Tapanui Branch - Operation

Operation

In the early days, a mixed train operated from Edievale daily. These mixed trains connected with mainline expresses and local Invercargill-Clinton services at the junction in Waipahi. The line was indispensable before the expansion of decent road networks, but as improvements came in road transport in the 20th century, traffic began to decline. The Great Depression did not help the line's fortunes, with revenue dropping as fast as expenditure was rising in 1930. To save money, passenger services on the line were cancelled and replaced by buses, thus making the mixed trains goods-only, and the Edievale locomotive depot closed on 1 January 1934. The freight service was run when required, operating regularly on weekdays for many years, but it continued to lose money. The under-utilised section from Heriot to Edievale was closed on 1 January 1968 as it only saw 4,000 tonnes of traffic a year, but enough traffic existed to justify the existence of the rest of the line for a few more years, with tonnages varying between 30,000 and 60,000 tonnes in the 1970s. The freight carried at this time was mainly from the State Forest's Conical Hill Sawmill located nine kilometres up the line, and phosphate from the Southland Co-op Phosphate Co.'s works near Bluff to West Otago Transport in Heriot. In March 1969, trains were re-organised to operate from Gore, and the aged A class steam locomotives that typically ran trains on the branch were replaced by DJ class diesel-electric engines (steam locomotive power fully disappeared from New Zealand's railway system by the end of 1971).

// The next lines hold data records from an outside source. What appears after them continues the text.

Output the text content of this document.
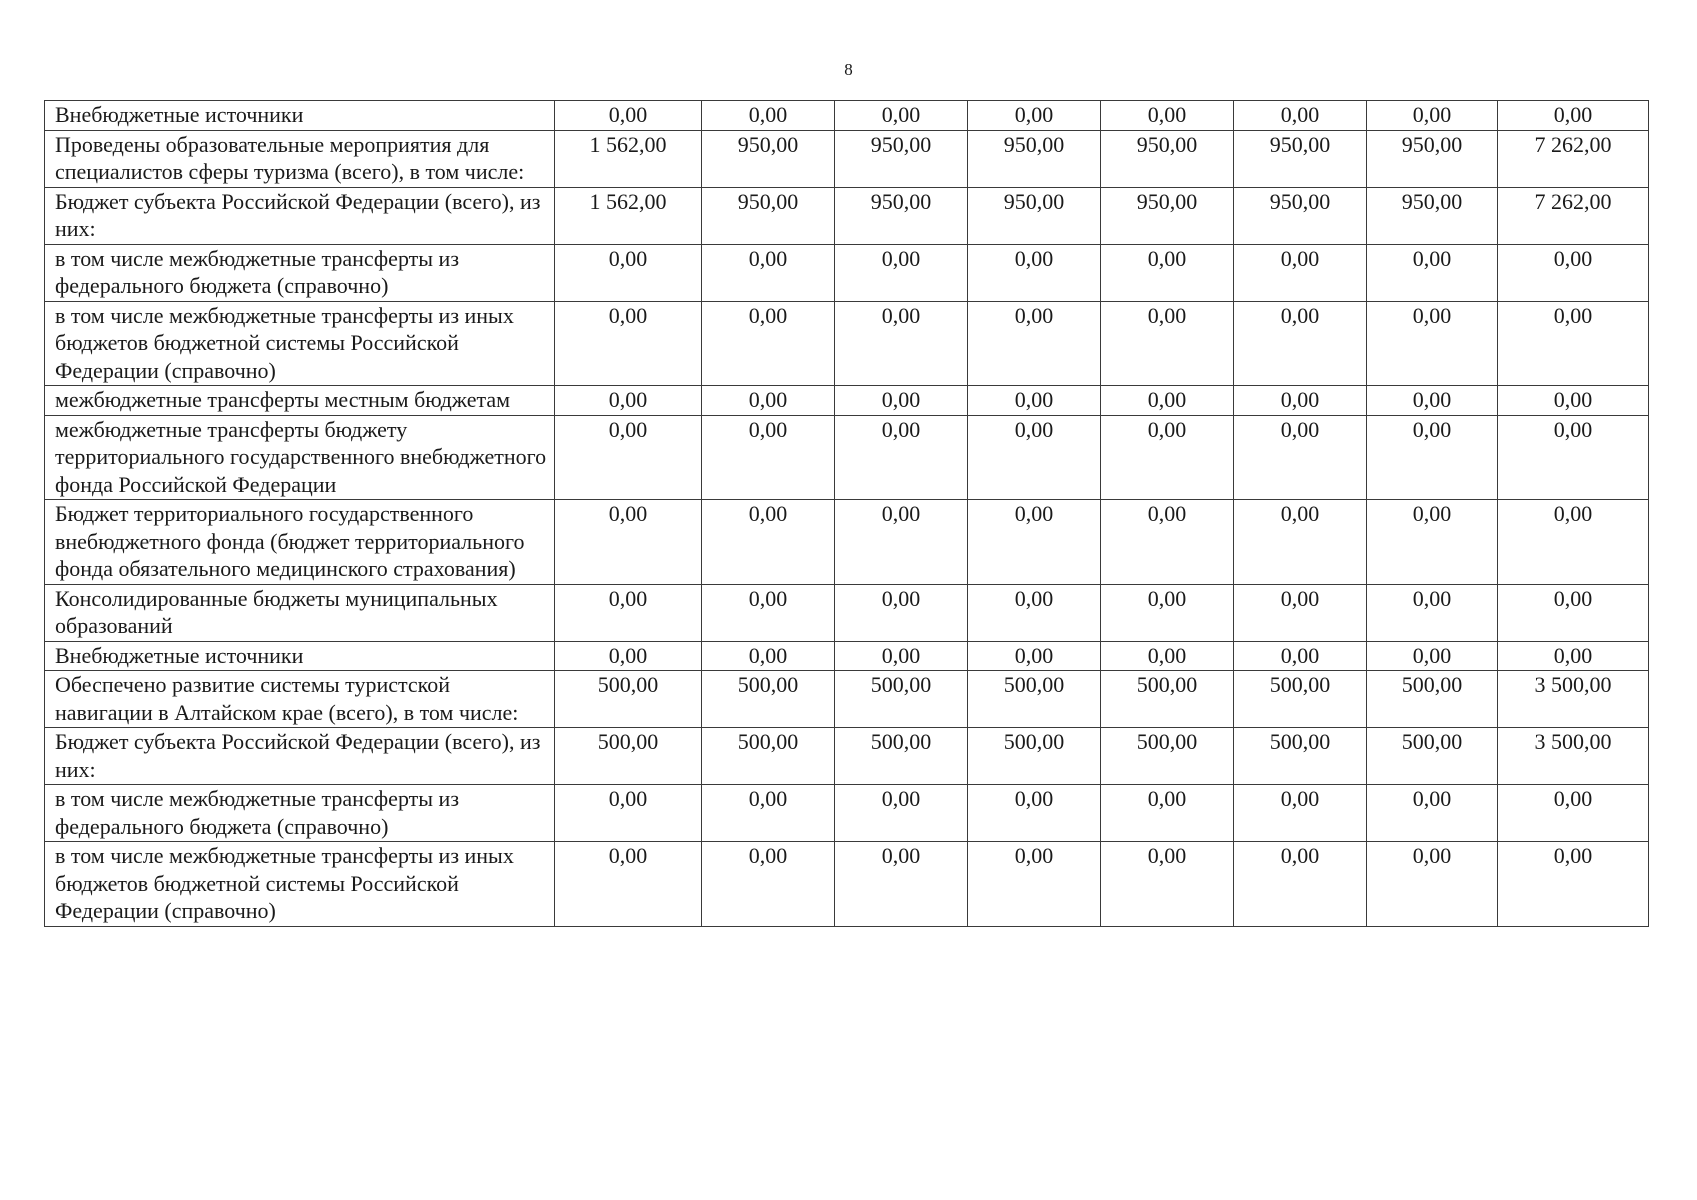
8
Внебюджетные источники	0,00	0,00	0,00	0,00	0,00	0,00	0,00	0,00
Проведены образовательные мероприятия для специалистов сферы туризма (всего), в том числе:	1 562,00	950,00	950,00	950,00	950,00	950,00	950,00	7 262,00
Бюджет субъекта Российской Федерации (всего), из них:	1 562,00	950,00	950,00	950,00	950,00	950,00	950,00	7 262,00
в том числе межбюджетные трансферты из федерального бюджета (справочно)	0,00	0,00	0,00	0,00	0,00	0,00	0,00	0,00
в том числе межбюджетные трансферты из иных бюджетов бюджетной системы Российской Федерации (справочно)	0,00	0,00	0,00	0,00	0,00	0,00	0,00	0,00
межбюджетные трансферты местным бюджетам	0,00	0,00	0,00	0,00	0,00	0,00	0,00	0,00
межбюджетные трансферты бюджету территориального государственного внебюджетного фонда Российской Федерации	0,00	0,00	0,00	0,00	0,00	0,00	0,00	0,00
Бюджет территориального государственного внебюджетного фонда (бюджет территориального фонда обязательного медицинского страхования)	0,00	0,00	0,00	0,00	0,00	0,00	0,00	0,00
Консолидированные бюджеты муниципальных образований	0,00	0,00	0,00	0,00	0,00	0,00	0,00	0,00
Внебюджетные источники	0,00	0,00	0,00	0,00	0,00	0,00	0,00	0,00
Обеспечено развитие системы туристской навигации в Алтайском крае (всего), в том числе:	500,00	500,00	500,00	500,00	500,00	500,00	500,00	3 500,00
Бюджет субъекта Российской Федерации (всего), из них:	500,00	500,00	500,00	500,00	500,00	500,00	500,00	3 500,00
в том числе межбюджетные трансферты из федерального бюджета (справочно)	0,00	0,00	0,00	0,00	0,00	0,00	0,00	0,00
в том числе межбюджетные трансферты из иных бюджетов бюджетной системы Российской Федерации (справочно)	0,00	0,00	0,00	0,00	0,00	0,00	0,00	0,00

Catastrophe hit the line in mid-October 1978. Extremely severe flooding along the Pomahaka River demolished bridges and washed out the trackage in many places, and costly repairs would not have been economic. Formal closure was confirmed two months later in December.

Before its closure in 1962, the Waikaka Branch ran in a valley parallel to that occupied by the Tapanui Branch, and trivia associated with operation of the lines is that locomotive crews in one valley claimed they were sometimes able to see smoke from a steam engine operating in the other valley.